The individual attention extended by the winery staff enhanced their experience immeasurably, Walsh notes, as “the one-on-one tour of the facility gave us a chance to feel personally involved.” This is one of the oldest wineries in the region, founded in 1858, they learned, and Matthew recalls a justifiable awe on seeing wine caves with bottles dating from the 1800s, unlabeled, he realized, because after 150 years, the wine was well preserved but the labels had disintegrated long ago.

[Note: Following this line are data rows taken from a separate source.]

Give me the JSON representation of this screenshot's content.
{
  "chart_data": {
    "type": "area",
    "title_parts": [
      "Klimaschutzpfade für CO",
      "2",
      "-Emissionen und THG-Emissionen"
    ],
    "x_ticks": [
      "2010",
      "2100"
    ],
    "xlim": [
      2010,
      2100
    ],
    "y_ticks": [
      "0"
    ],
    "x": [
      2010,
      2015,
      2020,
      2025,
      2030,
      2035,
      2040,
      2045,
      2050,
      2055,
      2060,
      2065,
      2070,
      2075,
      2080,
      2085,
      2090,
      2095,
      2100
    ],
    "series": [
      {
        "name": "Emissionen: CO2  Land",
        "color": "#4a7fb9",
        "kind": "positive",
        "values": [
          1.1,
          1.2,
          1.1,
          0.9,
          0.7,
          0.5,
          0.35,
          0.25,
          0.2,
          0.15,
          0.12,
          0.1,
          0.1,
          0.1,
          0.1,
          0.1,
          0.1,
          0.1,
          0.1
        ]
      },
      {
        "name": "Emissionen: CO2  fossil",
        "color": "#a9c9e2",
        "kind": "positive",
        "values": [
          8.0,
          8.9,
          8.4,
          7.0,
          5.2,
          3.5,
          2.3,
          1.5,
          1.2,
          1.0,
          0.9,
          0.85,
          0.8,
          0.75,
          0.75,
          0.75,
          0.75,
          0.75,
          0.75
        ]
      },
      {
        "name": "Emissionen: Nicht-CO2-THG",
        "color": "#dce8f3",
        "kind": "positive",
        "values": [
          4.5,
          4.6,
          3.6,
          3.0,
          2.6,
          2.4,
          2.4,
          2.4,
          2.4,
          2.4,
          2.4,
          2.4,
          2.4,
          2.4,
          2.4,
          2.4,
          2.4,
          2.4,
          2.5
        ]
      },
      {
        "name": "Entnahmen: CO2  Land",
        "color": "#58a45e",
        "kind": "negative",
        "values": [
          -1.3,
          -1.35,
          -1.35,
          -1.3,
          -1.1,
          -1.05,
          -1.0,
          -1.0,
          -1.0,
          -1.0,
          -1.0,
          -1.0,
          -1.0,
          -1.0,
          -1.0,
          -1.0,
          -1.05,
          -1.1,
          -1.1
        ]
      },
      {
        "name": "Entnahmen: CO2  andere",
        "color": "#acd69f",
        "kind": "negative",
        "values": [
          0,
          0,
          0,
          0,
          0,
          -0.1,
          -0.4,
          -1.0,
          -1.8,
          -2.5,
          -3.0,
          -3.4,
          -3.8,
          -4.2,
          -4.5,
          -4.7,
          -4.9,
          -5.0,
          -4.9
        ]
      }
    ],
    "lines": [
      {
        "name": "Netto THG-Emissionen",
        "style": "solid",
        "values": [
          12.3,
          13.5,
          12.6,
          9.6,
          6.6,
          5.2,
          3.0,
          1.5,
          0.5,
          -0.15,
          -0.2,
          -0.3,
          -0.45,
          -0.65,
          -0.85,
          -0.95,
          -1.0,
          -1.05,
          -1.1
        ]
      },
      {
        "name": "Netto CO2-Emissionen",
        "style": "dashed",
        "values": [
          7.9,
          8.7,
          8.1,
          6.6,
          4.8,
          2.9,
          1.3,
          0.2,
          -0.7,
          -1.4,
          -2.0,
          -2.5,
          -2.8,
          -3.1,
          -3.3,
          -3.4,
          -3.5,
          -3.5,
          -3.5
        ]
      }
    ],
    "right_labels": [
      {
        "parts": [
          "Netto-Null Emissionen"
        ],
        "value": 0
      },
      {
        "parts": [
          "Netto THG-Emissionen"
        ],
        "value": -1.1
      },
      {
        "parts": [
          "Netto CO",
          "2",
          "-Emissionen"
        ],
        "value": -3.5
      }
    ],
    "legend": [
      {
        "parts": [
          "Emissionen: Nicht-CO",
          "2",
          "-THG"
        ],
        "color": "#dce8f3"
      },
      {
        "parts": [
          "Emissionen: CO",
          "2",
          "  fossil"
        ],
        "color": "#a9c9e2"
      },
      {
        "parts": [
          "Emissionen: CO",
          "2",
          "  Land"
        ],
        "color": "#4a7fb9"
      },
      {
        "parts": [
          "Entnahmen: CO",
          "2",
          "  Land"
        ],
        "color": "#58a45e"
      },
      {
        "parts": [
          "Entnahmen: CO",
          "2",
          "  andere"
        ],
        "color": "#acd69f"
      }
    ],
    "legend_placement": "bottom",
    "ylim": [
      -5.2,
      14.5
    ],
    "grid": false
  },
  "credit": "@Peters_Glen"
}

The hotel’s exceptional architecture was especially intriguing to this couple, both with backgrounds in interior design. They appreciated the complexities of creating rooms with varying dimensions, and found the restaurant’s slanted walls and high windows framing the mountains further enhanced the kitchen’s imaginative food and wine. This erudite pair took special note of the Marqués de Riscal labels, and were particularly impressed with the Finca Torrea design, which Matthew describes as “an abstract bird’s-eye view of more than a dozen vineyard plots,” for him, “an atmospheric geometry that conveys the scope of the vineyard’s history.”